The current climate of disrespect of our school system and of public education is not cool with me. If we continue to be viewed as second-class citizens by society, and more importantly by the Board of Supervisors that supposedly is there to support us, that's to noone's advantage...That lack of respect is consistently transferred to our employees in the form of inadequate funding to use for their compensation increases...We should all be in this together to fight for the respect of public education...

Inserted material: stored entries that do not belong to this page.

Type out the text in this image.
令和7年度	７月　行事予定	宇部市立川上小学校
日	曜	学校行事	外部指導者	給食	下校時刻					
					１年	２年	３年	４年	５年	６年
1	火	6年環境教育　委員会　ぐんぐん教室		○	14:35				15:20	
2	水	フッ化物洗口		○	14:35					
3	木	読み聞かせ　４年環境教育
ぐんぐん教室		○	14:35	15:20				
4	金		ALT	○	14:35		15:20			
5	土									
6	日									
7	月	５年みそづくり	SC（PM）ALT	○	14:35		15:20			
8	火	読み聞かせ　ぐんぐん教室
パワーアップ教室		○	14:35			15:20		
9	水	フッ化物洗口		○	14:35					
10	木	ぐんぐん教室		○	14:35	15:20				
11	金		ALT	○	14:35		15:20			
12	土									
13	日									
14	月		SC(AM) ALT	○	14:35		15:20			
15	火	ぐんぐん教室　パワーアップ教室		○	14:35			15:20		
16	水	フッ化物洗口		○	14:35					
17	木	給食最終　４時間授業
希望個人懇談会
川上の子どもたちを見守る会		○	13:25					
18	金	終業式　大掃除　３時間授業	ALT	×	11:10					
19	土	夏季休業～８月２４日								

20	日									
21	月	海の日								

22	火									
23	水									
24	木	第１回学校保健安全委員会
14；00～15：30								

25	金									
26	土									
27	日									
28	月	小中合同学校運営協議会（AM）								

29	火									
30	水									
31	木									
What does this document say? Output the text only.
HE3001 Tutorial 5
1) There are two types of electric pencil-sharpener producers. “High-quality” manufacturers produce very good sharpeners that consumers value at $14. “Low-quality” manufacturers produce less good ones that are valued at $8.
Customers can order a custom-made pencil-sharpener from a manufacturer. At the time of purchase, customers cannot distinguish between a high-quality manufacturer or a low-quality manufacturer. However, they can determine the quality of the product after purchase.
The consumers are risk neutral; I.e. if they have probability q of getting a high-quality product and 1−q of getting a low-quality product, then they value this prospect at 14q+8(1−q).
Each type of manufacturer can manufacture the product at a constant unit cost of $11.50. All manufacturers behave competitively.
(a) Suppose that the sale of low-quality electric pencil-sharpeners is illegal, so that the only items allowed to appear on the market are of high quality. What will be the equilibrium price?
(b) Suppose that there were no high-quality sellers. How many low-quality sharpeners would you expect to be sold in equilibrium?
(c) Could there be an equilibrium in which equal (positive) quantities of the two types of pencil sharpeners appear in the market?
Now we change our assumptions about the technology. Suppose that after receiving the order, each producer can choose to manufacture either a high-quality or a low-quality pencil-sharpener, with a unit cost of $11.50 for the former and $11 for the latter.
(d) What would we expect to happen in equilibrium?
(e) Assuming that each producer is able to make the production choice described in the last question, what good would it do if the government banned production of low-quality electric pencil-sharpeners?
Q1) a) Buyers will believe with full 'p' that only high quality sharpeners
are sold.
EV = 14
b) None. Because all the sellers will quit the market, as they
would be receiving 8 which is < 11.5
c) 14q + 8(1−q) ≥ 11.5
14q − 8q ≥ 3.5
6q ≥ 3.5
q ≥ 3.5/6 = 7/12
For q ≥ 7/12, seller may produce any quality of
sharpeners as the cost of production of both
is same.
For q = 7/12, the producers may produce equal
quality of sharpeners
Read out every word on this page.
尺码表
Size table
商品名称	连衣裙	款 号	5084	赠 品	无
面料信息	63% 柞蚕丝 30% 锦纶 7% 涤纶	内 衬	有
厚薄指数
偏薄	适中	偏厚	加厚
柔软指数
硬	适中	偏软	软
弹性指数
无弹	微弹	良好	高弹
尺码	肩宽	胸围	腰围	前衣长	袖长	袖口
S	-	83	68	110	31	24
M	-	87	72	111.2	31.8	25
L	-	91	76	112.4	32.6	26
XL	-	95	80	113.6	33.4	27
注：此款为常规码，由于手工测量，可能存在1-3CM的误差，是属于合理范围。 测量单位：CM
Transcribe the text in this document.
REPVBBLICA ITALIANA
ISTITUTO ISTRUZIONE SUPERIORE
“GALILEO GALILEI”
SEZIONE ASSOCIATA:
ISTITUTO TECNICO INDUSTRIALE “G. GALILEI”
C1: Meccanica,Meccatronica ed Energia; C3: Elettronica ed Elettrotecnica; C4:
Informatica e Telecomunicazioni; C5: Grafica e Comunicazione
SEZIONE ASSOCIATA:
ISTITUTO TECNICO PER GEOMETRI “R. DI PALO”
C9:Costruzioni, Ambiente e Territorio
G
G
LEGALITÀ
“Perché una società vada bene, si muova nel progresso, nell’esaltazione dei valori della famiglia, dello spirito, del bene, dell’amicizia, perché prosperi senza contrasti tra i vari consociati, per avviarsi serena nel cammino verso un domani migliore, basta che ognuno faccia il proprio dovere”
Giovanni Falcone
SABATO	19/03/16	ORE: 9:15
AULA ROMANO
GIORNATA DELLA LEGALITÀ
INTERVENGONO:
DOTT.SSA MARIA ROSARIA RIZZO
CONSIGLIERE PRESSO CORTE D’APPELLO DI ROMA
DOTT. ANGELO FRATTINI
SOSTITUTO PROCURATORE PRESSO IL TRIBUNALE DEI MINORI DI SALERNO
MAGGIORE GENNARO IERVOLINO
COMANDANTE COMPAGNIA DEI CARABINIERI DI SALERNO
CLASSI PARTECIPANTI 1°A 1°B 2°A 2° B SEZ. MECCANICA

So tonight's discussion is not just about us up here, it's about you -- our teachers, our cafeteria workers, our custodians, our bus drivers, our principals and our families. For our employees who are witnessing this tonight, I only hope you know we hold more respect for you than
America society does for all of us, as public officials and as educators...I for one think the position of teacher should be the highest paid in society, but that won't happen until we restore society's respect for the work that we all do together.Tonight, as my colleague's are aware, I will be voting against my conscience. I will vote against doing what is right.  Instead, I will be voting to represent the many members of our community who have reached out to us, and in a sense, devalued our work and failed to realize that the school board advocates for everyone in our school system. I will vote no to represent all of those who believe that public education isn't worth the money, that all the facets of our organization from our bus drivers to our superintendent aren't worth the respect of society.
The question we should be asking tonight isn't whether the community wants a second-class school board. If that's what the community wants, then they will only receive a second-class school system...we haven't really taken much time to talk about the price we play as public servants in American society. Our privacy is invaded, our free time is nonexistent, our family lives are uprooted...I cannot look into the fact of students today and encourage them to be public servants because of what I've experienced...
Maybe, just maybe my no vote tonight will results in one fewer expletive-laden voicemail, one fewer person interested in hacking my family's computers and utility accounts, one fewer person calling my house in the middle of the night so incessantly that the phone has to be unhooked. Just maybe.  We might not be here for the money, as Mr. Moon said, but that doesn't mean that we shouldn't be accorded basic human dignity. We shouldn't be punished for seeking to serve our community. And the current system punishes all of us.
So next year when our board chairman presents our budget to the Board of Supervisors, and those Supervisors dismiss our presentation by looking down, doodling and smirking like we're second-class citizens, I encourage our FCPS community of public educators to remember this conversation about respect and the lack thereof, and you'll understand why so many of my colleagues are so passionate about this issue, and why you should have been too.